Gods brought me a long way from the New York City Housing Projects. I studied the Bible, repented, and was baptized for the forgiveness of my sins when I was 17 and have been repenting and striving towards heaven ever since. The hardest thing about becoming a Christian at 17 was trusting that God would take care of me, meet my emotional teen needs, and help me overcome my enormous insecurities…what else would a teen girl have trouble with?

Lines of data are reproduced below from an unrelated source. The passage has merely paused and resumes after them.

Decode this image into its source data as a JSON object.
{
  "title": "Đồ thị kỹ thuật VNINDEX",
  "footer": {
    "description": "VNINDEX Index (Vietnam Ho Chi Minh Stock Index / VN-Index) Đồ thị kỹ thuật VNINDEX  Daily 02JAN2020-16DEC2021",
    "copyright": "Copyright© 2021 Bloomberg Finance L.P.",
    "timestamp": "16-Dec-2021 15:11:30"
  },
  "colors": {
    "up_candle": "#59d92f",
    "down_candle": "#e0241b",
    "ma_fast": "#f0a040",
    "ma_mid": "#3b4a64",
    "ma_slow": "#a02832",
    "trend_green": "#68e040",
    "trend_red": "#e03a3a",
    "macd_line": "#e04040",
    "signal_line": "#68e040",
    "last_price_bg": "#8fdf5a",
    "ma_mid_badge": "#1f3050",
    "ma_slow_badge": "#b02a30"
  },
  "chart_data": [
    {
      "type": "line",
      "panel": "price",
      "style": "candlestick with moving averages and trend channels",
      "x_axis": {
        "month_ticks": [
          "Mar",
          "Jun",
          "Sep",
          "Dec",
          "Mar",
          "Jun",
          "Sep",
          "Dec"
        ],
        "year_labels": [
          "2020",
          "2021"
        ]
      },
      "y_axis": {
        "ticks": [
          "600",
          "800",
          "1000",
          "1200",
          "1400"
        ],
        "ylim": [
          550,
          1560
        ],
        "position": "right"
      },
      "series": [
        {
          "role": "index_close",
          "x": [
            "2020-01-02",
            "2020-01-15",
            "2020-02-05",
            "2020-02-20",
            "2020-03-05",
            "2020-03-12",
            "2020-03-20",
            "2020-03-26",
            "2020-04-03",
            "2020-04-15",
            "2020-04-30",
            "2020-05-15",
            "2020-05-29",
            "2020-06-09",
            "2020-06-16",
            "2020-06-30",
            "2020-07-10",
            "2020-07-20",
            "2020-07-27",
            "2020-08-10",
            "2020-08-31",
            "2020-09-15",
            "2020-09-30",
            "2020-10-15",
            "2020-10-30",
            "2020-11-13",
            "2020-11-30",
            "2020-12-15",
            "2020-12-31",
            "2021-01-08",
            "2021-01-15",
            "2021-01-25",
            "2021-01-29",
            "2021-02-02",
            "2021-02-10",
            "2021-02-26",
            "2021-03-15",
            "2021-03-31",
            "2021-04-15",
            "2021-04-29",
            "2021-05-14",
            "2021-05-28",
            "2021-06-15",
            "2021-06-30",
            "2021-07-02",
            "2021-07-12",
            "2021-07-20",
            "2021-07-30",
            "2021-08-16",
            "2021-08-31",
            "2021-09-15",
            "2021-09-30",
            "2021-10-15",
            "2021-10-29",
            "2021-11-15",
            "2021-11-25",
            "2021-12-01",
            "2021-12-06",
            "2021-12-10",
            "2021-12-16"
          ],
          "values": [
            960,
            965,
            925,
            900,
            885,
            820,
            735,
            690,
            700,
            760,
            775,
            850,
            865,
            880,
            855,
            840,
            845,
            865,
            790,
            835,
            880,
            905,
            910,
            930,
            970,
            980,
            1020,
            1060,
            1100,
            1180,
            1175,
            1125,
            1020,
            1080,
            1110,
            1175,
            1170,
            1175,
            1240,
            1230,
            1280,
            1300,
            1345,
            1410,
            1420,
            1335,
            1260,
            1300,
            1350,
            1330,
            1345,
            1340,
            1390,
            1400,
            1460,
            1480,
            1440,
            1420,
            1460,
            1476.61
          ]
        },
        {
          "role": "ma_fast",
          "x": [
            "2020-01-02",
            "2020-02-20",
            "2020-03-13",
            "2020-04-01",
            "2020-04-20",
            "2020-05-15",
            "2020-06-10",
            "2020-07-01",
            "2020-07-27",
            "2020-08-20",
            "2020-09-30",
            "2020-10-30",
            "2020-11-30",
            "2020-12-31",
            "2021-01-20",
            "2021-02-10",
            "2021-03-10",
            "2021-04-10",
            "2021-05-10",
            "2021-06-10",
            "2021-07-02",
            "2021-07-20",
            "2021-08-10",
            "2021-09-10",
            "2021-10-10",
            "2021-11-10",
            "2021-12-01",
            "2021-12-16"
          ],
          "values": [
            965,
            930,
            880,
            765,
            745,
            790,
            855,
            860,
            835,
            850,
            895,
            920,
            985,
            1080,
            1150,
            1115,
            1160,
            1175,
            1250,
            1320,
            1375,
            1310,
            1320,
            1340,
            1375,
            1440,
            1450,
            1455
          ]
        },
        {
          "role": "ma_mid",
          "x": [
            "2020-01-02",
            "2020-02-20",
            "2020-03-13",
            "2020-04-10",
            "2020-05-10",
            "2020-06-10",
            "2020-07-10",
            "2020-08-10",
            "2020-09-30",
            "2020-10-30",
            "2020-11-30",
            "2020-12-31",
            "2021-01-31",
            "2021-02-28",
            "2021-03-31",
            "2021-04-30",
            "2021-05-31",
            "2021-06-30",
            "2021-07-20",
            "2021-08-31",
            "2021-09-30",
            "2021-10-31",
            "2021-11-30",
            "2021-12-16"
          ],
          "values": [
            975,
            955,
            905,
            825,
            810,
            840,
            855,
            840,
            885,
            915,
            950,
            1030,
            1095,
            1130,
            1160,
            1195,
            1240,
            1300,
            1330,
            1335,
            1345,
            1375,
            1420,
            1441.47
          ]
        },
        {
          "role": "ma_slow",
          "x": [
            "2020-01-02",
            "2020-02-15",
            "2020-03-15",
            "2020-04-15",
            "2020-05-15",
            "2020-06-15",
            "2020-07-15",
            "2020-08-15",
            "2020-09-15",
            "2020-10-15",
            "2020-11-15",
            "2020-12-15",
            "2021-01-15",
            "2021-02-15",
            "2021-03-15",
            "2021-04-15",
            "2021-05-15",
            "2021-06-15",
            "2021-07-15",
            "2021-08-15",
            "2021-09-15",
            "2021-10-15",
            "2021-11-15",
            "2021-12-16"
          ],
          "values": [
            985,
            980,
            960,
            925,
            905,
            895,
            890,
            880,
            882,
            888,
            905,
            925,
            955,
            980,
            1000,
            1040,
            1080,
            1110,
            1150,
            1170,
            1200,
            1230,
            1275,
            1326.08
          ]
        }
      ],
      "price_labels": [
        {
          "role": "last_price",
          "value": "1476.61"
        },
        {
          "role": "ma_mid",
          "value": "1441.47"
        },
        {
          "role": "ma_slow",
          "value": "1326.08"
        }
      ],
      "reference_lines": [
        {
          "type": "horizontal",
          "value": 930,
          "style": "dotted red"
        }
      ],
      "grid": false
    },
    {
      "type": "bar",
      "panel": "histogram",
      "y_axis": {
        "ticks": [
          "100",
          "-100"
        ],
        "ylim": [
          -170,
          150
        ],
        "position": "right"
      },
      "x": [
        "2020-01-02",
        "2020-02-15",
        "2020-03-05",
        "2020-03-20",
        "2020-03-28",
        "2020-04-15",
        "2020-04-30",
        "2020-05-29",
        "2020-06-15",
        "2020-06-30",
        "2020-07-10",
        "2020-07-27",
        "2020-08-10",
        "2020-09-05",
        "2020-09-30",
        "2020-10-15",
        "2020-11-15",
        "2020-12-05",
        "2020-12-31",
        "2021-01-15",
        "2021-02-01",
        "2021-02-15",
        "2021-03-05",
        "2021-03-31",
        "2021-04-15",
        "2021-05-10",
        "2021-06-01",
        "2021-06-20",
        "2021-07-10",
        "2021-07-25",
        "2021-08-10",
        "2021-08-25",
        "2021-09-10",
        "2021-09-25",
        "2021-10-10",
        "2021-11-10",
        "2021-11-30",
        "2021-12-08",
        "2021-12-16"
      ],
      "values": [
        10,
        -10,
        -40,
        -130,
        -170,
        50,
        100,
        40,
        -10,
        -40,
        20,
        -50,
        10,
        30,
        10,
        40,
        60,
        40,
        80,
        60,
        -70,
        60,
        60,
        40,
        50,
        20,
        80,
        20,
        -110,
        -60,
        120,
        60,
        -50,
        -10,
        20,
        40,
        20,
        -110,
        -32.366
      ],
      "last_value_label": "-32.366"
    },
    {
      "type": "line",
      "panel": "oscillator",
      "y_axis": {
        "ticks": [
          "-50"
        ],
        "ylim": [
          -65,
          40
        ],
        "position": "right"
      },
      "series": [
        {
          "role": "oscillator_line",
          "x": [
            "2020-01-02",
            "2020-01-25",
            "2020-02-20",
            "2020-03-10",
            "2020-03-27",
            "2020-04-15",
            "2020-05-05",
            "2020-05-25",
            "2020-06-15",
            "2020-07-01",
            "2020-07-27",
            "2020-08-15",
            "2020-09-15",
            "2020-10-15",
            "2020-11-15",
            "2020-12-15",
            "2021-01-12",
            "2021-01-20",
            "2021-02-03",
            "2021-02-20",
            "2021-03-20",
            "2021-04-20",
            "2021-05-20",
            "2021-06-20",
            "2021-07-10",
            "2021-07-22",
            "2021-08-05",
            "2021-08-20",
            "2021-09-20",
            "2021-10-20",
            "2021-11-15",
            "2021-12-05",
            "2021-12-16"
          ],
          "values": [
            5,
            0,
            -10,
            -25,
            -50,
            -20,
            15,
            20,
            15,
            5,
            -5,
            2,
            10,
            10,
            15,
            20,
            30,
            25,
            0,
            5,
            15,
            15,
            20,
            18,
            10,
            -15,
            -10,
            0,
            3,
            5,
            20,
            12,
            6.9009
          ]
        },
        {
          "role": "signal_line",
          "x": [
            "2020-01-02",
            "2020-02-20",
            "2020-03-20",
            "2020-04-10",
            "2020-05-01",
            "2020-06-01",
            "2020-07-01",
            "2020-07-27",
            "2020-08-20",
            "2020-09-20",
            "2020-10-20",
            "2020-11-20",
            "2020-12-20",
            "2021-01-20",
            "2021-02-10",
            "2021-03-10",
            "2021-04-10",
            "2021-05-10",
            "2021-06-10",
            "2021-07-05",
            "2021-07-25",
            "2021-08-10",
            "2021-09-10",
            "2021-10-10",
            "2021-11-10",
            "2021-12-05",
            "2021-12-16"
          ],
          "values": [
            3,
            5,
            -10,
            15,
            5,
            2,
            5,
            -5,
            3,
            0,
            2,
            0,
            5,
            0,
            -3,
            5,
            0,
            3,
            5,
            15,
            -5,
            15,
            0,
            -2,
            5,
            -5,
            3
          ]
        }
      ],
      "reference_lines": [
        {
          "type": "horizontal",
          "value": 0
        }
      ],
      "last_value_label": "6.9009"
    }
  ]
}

Since those first days, I have made it out of the Projects, finished my Masters degree in International Development, and moved  to DC  to work in my field. As a young single Christian woman my struggles today are a little different than they were when I first came to know God, but who am I kidding, not much. It’s the every day battle for my heart to be pure before God, to strive to please him, and help others to seek and know Him.

Over my years of a faithful walk with God I have received much grace and compassion and have been blessed beyond my wildest dreams. Through out it all one thing has stayed consistent: God’s word. Through His word I have been inspired and it has kept me faithful even when faith seemed like a foreign concept and God seemed deaf to my prayers. I started emailing my Quiet Times which helped me stay accountable as I shared my struggles and fought for understanding. Some wrote back and said they too were inspired and could relate. I hope some of my times can help inspire others who are seeking and fighting just like I am, to get to heaven and take as many as possible with me along the way.